For the 26 percent that had less CBD than expected, researchers worry that patients may not get the proper dose to see potential health benefits they would otherwise expect. But for the 42 percent that had more CBD than expected, researchers didn’t have the usual concerns of overdosing or addiction as they might have with other drugs. CBD has a strong safety profile with minimal toxicity and side-effects. It also has little evidence of an abuse risk.
The authors note that the inconsistent and unexpected amounts make it difficult for patients to see full health benefits consistently.
And the same range of inconsistency on FDA-regulated drugs was enough to prompt the agency to issue warnings to drug makers in the past, the authors point out.

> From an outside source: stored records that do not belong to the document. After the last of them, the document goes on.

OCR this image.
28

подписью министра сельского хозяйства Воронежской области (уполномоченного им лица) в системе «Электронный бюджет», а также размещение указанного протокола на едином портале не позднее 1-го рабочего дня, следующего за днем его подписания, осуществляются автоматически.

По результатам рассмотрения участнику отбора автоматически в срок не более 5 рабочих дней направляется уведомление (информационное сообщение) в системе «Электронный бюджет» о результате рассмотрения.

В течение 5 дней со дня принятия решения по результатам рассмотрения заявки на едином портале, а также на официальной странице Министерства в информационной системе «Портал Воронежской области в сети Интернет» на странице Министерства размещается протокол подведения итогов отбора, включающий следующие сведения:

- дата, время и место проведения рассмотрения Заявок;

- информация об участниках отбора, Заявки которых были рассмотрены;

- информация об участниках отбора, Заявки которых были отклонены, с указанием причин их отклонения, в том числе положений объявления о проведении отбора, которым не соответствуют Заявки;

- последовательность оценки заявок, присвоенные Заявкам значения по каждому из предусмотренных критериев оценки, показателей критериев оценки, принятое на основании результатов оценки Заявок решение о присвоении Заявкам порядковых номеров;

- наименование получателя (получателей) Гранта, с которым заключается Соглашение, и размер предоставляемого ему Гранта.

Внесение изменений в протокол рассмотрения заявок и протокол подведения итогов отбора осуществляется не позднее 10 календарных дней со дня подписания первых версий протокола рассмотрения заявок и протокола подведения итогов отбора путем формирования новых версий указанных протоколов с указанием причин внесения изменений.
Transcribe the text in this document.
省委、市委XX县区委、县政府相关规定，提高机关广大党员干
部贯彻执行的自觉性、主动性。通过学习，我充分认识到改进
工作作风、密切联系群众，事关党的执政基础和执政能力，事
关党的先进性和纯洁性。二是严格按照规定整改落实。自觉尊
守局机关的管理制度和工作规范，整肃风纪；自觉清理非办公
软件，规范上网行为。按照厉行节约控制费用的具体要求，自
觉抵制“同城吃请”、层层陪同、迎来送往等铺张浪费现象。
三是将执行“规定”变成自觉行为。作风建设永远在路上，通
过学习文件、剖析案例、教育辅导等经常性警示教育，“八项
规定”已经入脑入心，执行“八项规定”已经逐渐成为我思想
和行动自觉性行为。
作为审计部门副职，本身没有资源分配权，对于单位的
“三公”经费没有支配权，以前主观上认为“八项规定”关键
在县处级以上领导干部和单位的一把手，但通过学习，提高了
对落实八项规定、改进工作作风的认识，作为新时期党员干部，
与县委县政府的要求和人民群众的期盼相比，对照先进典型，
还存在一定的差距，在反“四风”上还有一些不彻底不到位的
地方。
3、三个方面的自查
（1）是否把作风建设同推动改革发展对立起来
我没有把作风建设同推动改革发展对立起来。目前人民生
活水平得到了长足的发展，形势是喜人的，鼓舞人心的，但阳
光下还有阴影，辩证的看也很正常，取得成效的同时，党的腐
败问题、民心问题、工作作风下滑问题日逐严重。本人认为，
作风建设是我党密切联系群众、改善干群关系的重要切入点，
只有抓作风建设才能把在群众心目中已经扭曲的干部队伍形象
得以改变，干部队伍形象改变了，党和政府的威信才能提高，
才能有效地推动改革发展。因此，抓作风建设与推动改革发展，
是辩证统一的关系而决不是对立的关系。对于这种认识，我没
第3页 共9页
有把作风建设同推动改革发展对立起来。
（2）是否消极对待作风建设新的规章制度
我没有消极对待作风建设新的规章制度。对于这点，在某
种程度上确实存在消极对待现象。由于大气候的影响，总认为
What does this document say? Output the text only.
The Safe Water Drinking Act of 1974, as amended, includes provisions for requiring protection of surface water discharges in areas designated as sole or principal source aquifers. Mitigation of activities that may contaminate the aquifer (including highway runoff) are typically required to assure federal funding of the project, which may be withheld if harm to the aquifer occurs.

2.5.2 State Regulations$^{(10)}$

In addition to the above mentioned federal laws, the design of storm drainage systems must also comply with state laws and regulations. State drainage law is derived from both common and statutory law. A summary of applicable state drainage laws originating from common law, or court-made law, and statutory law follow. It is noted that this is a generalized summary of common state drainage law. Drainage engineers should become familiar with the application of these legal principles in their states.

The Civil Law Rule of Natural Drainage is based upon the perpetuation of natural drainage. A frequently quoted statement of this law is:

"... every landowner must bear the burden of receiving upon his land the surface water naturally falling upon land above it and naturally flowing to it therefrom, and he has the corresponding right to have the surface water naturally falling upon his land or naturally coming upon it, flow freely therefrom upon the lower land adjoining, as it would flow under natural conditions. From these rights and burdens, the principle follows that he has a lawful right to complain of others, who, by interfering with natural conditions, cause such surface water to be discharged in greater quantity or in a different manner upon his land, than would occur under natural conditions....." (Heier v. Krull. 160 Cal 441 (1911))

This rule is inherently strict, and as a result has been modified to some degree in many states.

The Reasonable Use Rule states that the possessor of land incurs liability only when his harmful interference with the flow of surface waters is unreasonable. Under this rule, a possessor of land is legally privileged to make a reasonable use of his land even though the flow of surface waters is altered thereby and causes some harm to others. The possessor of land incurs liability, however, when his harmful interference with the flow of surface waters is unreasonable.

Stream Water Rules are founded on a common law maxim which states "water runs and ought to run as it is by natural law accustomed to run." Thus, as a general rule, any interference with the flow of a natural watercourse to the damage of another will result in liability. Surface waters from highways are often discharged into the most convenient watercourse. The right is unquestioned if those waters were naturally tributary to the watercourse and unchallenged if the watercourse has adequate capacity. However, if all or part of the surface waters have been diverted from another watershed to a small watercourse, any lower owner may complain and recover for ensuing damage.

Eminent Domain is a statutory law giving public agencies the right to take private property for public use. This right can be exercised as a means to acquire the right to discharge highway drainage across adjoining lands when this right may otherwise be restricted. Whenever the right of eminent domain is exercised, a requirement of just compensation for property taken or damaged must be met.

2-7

As for the study’s look at unlabeled cannabinoids in the products tested, researchers found that these were generally uncommon, and, if they were found, they were at low concentrations. THC was the most common contaminant: About 21 percent of the 84 products contained THC, with concentrations as high as 6.43 milligrams per milliliter. That amount, the authors report, may be enough to intoxicate a child and therefore poses a risk.
The study’s limitations—beyond the conflicts of interest—include only focusing on products sold online. It’s not clear if products at dispensaries suffer the same inconsistencies, and there are state-by-state laws governing labeling. That said, earlier research led by Bon-Miller found that edible products bought from dispensaries in Los Angeles, San Francisco, and Seattle tended to contain less THC than was listed on the label.
In all, the researchers suggest that "these findings highlight the need for manufacturing and testing standards, and oversight of medicinal cannabis products."